If there is any group of people good at shifting goalposts and allegiances, it's politicians. This perfectly reflects a member of Parliament from Rift Valley who accused President Uhuru Kenyatta’s administration of "creating a non-existent corona crisis" to quell "opposition to the Building Bridges Initiative". The man, now seemingly humbled by the reality of the pandemic and the constraints of social distance, is now campaigning for the government to improve its response to the disease. The talk in his social circles is how the man ignorantly dismissed the pandemic, which he now dreads. He now spends his ample time at home, tweeting.

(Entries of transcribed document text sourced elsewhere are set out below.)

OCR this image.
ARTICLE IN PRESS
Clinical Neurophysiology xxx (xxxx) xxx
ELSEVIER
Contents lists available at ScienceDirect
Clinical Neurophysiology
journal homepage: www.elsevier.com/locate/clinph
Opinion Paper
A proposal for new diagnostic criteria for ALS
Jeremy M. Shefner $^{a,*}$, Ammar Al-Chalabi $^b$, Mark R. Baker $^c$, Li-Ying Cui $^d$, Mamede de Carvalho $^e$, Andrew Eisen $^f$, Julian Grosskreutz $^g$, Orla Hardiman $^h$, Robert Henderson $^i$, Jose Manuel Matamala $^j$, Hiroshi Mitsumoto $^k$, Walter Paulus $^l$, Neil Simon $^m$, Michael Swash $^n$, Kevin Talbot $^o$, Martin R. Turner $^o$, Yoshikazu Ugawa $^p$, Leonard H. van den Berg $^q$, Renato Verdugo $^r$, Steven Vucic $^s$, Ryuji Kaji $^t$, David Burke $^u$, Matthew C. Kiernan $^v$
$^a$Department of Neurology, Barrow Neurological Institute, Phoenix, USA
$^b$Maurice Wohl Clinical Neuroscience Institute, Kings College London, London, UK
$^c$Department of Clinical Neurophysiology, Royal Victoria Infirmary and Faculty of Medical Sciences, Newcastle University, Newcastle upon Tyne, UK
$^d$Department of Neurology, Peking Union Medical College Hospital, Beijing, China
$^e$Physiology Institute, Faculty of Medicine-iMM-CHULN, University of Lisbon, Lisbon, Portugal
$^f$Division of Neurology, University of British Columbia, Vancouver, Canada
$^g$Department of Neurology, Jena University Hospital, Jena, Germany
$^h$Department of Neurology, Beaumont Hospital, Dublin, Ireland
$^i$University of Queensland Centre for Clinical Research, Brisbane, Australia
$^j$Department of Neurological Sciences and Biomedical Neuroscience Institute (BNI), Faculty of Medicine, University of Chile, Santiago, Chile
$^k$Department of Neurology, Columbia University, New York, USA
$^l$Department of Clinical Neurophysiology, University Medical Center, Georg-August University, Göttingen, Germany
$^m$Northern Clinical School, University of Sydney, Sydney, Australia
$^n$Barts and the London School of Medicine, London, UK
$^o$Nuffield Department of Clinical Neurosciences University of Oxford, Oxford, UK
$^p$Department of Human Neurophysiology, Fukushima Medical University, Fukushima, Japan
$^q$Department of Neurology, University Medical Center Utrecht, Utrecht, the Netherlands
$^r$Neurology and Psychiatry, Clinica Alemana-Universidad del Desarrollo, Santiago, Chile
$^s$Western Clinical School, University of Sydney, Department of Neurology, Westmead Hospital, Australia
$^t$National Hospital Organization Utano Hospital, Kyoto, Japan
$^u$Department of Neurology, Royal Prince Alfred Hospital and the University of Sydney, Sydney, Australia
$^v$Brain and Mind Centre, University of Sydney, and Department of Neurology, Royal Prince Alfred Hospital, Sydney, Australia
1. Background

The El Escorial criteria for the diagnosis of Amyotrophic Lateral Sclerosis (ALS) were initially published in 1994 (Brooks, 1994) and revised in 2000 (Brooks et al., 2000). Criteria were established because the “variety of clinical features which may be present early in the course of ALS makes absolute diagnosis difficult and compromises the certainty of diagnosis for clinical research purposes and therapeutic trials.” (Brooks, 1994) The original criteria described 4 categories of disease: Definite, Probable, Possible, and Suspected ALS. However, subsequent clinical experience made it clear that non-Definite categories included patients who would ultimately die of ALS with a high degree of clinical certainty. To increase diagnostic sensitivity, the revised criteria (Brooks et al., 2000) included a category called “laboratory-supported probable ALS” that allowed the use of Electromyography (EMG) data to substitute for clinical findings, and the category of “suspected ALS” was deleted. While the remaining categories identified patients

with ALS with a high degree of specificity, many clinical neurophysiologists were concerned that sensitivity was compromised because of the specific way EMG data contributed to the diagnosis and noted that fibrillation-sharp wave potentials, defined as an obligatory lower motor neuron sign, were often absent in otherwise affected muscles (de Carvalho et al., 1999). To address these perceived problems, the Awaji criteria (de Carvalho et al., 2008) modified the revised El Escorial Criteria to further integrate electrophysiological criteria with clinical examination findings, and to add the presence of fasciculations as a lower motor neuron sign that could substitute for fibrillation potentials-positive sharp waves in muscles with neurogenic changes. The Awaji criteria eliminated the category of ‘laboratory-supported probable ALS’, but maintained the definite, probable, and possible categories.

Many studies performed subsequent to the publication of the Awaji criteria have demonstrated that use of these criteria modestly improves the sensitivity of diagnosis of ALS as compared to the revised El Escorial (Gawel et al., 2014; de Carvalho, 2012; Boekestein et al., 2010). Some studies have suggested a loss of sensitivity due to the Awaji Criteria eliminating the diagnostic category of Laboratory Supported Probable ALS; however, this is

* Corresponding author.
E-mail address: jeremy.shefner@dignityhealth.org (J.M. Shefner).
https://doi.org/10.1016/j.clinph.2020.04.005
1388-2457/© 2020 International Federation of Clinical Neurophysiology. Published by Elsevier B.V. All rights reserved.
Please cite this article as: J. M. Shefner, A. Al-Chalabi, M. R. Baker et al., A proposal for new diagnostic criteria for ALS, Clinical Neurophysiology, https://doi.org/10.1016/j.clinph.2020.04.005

Not far away from his home, another lawmaker formed a WhatsApp group hoping to keep members actively engaged in a debate that made headlines before the Covid-19 disease was confirmed in the country. The second-term legislator had hoped colleagues would continue to discuss the impeachment of Deputy President William Ruto but members of the group seemed to be only interested in discussions of the coronavirus pandemic. A mole in the group, which now has a thin membership after other members opted out, said they have not given the fellow the luxury of discussing politic, although the country is tense.
A chairman of a powerful parliamentary committee has been forced to endure embarrassment every time he chairs the panel. The first-term legislator, who won the chairmanship by virtue of the numerical strength of his party members in the committee, has been compelled to always take instructions from senior and seasoned politicians and lawyers in the committee. The members rubbish his decisions, sometimes in the presence of witnesses such as CSs and governors, and constantly remind him that he is a junior legislator. Recently, he was forced to rescind a decision to summon a CS after the members reminded him that what he was calling the CS for was not under the ambit of the committee. The man has lately been asking his deputy to assume the position.